However, it is important that patients are questioned about allergies, the commonest being to medications such as penicillin, and recent national and international press reports of allergies, although food related, have raised awareness of them being commonplace. In cases of reported allergy to medication, further information should be sought as to the reaction type for example, rash, difficulty in breathing, anaphylaxis etc. Patients commonly associate side effects such as gastro-intestinal symptoms with allergies and may self-report an allergy due to this. This information cannot be ignored, but it must be documented then tested and additional information sought, particularly if antibiotics are necessary. It is particularly important to be prepared for anaphylaxis when intravenous medications are delivered for example, antibiotics.

Local anaesthetic allergy, albeit rare, should be taken seriously and investigated further with appropriate immunological referral to confirm as this will prove a significant issue for not only oral surgery procedures but also general dental and any other surgical procedures. Local anaesthetic sensitivities have been reported in up to 30% of patients.6 Chlorhexidine allergy, again rare, but significant has been reported in the national press and literature.7 As this is frequently used in dentistry, both as a mouthwash and handwash or skin preparation, the patient should be asked directly if they have suffered any unwanted effects. There have been two reported fatalities of use of chlorhexidine for irrigation of tooth sockets in 2009 and 2011 and we must therefore be vigilant of this. Interestingly, Bonesvoll8 et al. showed that an average of 4% of the compound chlorhexidine was swallowed, despite only being used as a mouthwash, therefore if there are reports of side effects it would be suggested to avoid use as a mouthwash as well.

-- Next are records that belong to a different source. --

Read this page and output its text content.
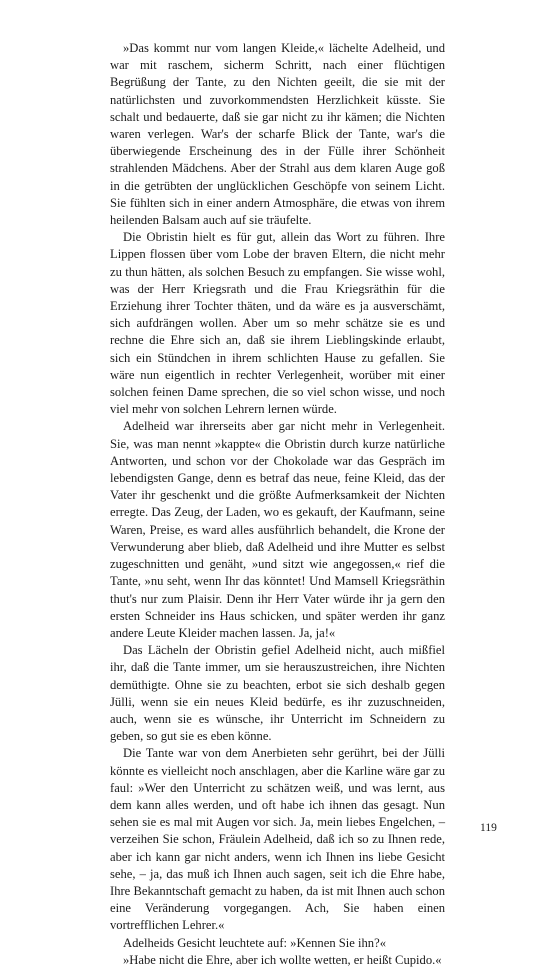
»Das kommt nur vom langen Kleide,« lächelte Adelheid, und war mit raschem, sicherm Schritt, nach einer flüchtigen Begrüßung der Tante, zu den Nichten geeilt, die sie mit der natürlichsten und zuvorkommendsten Herzlichkeit küsste. Sie schalt und bedauerte, daß sie gar nicht zu ihr kämen; die Nichten waren verlegen. War's der scharfe Blick der Tante, war's die überwiegende Erscheinung des in der Fülle ihrer Schönheit strahlenden Mädchens. Aber der Strahl aus dem klaren Auge goß in die getrübten der unglücklichen Geschöpfe von seinem Licht. Sie fühlten sich in einer andern Atmosphäre, die etwas von ihrem heilenden Balsam auch auf sie träufelte.

Die Obristin hielt es für gut, allein das Wort zu führen. Ihre Lippen flossen über vom Lobe der braven Eltern, die nicht mehr zu thun hätten, als solchen Besuch zu empfangen. Sie wisse wohl, was der Herr Kriegsrath und die Frau Kriegsräthin für die Erziehung ihrer Tochter thäten, und da wäre es ja ausverschämt, sich aufdrängen wollen. Aber um so mehr schätze sie es und rechne die Ehre sich an, daß sie ihrem Lieblingskinde erlaubt, sich ein Stündchen in ihrem schlichten Hause zu gefallen. Sie wäre nun eigentlich in rechter Verlegenheit, worüber mit einer solchen feinen Dame sprechen, die so viel schon wisse, und noch viel mehr von solchen Lehrern lernen würde.

Adelheid war ihrerseits aber gar nicht mehr in Verlegenheit. Sie, was man nennt »kappte« die Obristin durch kurze natürliche Antworten, und schon vor der Chokolade war das Gespräch im lebendigsten Gange, denn es betraf das neue, feine Kleid, das der Vater ihr geschenkt und die größte Aufmerksamkeit der Nichten erregte. Das Zeug, der Laden, wo es gekauft, der Kaufmann, seine Waren, Preise, es ward alles ausführlich behandelt, die Krone der Verwunderung aber blieb, daß Adelheid und ihre Mutter es selbst zugeschnitten und genäht, »und sitzt wie angegossen,« rief die Tante, »nu seht, wenn Ihr das könntet! Und Mamsell Kriegsräthin thut's nur zum Plaisir. Denn ihr Herr Vater würde ihr ja gern den ersten Schneider ins Haus schicken, und später werden ihr ganz andere Leute Kleider machen lassen. Ja, ja!«

Das Lächeln der Obristin gefiel Adelheid nicht, auch mißfiel ihr, daß die Tante immer, um sie herauszustreichen, ihre Nichten demüthigte. Ohne sie zu beachten, erbot sie sich deshalb gegen Jülli, wenn sie ein neues Kleid bedürfe, es ihr zuzuschneiden, auch, wenn sie es wünsche, ihr Unterricht im Schneidern zu geben, so gut sie es eben könne.

Die Tante war von dem Anerbieten sehr gerührt, bei der Jülli könnte es vielleicht noch anschlagen, aber die Karline wäre gar zu faul: »Wer den Unterricht zu schätzen weiß, und was lernt, aus dem kann alles werden, und oft habe ich ihnen das gesagt. Nun sehen sie es mal mit Augen vor sich. Ja, mein liebes Engelchen, – verzeihen Sie schon, Fräulein Adelheid, daß ich so zu Ihnen rede, aber ich kann gar nicht anders, wenn ich Ihnen ins liebe Gesicht sehe, – ja, das muß ich Ihnen auch sagen, seit ich die Ehre habe, Ihre Bekanntschaft gemacht zu haben, da ist mit Ihnen auch schon eine Veränderung vorgegangen. Ach, Sie haben einen vortrefflichen Lehrer.«

Adelheids Gesicht leuchtete auf: »Kennen Sie ihn?«

»Habe nicht die Ehre, aber ich wollte wetten, er heißt Cupido.«

119
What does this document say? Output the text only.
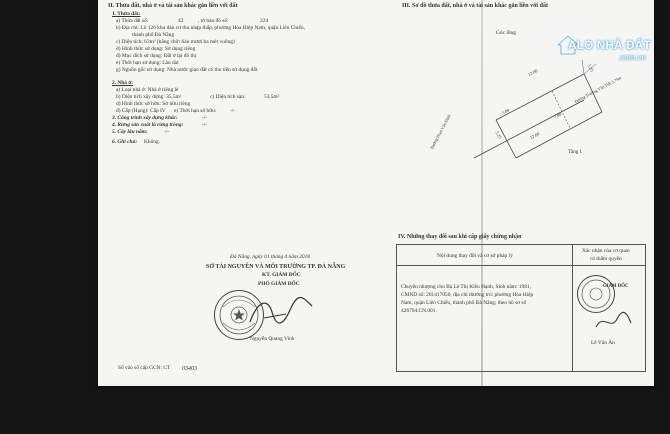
II. Thửa đất, nhà ở và tài sản khác gắn liền với đất
1. Thửa đất:
a) Thửa đất số:	42	, tờ bản đồ số:	224
b) Địa chỉ: Lô 126 khu dân cư thu nhập thấp, phường Hòa Hiệp Nam, quận Liên Chiểu,
thành phố Đà Nẵng
c) Diện tích: 63m² (bằng chữ: Sáu mươi ba mét vuông)
d) Hình thức sử dụng: Sử dụng riêng
đ) Mục đích sử dụng: Đất ở tại đô thị
e) Thời hạn sử dụng: Lâu dài
g) Nguồn gốc sử dụng: Nhà nước giao đất có thu tiền sử dụng đất
2. Nhà ở:
a) Loại nhà ở: Nhà ở riêng lẻ
b) Diện tích xây dựng: 35,5m²	c) Diện tích sàn:	53,5m²
d) Hình thức sở hữu: Sở hữu riêng
đ) Cấp (Hạng): Cấp IV e) Thời hạn sở hữu:	-/-
3. Công trình xây dựng khác:	-/-
4. Rừng sản xuất là rừng trồng:	-/-
5. Cây lâu năm:	-/-
6. Ghi chú: Không.
Đà Nẵng, ngày 01 tháng 4 năm 2018
SỞ TÀI NGUYÊN VÀ MÔI TRƯỜNG TP. ĐÀ NẴNG
KT. GIÁM ĐỐC
PHÓ GIÁM ĐỐC
Nguyễn Quang Vinh
Số vào sổ cấp GCN: CT 03403
III. Sơ đồ thửa đất, nhà ở và tài sản khác gắn liền với đất
Góc lồng
12.00
5.25
5.25	12.00
7.00
5.00
Đường Trường Vân Tiết 3,75m
Đường Phan Văn Định
Tầng 1
IV. Những thay đổi sau khi cấp giấy chứng nhận
Nội dung thay đổi và cơ sở pháp lý
Xác nhận của cơ quan
có thẩm quyền
Chuyển nhượng cho Bà Lê Thị Kiều Hạnh, Sinh năm: 1981,
CMND số: 201417050, địa chỉ thường trú: phường Hòa Hiệp
Nam, quận Liên Chiểu, thành phố Đà Nẵng; theo hồ sơ số
426794.CN.001.
GIÁM ĐỐC
Lê Văn Ân
ALO NHÀ ĐẤT
.com.vn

We are living in a society with an increasingly ageing population, and people within the UK are living longer than before, which is a major achievement of modern science and healthcare. Older people make up a growing proportion of the population and one in six of the UK population is currently aged over 65 years. It is predicted that this ratio will increase to one in four by 2050. The older population may present a challenge with regards to both surgical and non-surgical treatments in dentistry, in particular the medical aspects.

We should appreciate the increase in recognition of mental health and conditions, such as dementia, in society and the implications this has on both assessment, consent and treatment. Patients may require complex management techniques, such as conscious sedation. Such patients should be assessed appropriately for their anxiety or concerns regarding treatment, and the Intercollegiate Advisory Committee for Sedation in Dentistry standards should be referred to.9

Medications should be recognised and documented, and as discussed above with the ageing population; patients often are prescribed a cocktail of drugs which may either be prescription only or over the counter (OTC).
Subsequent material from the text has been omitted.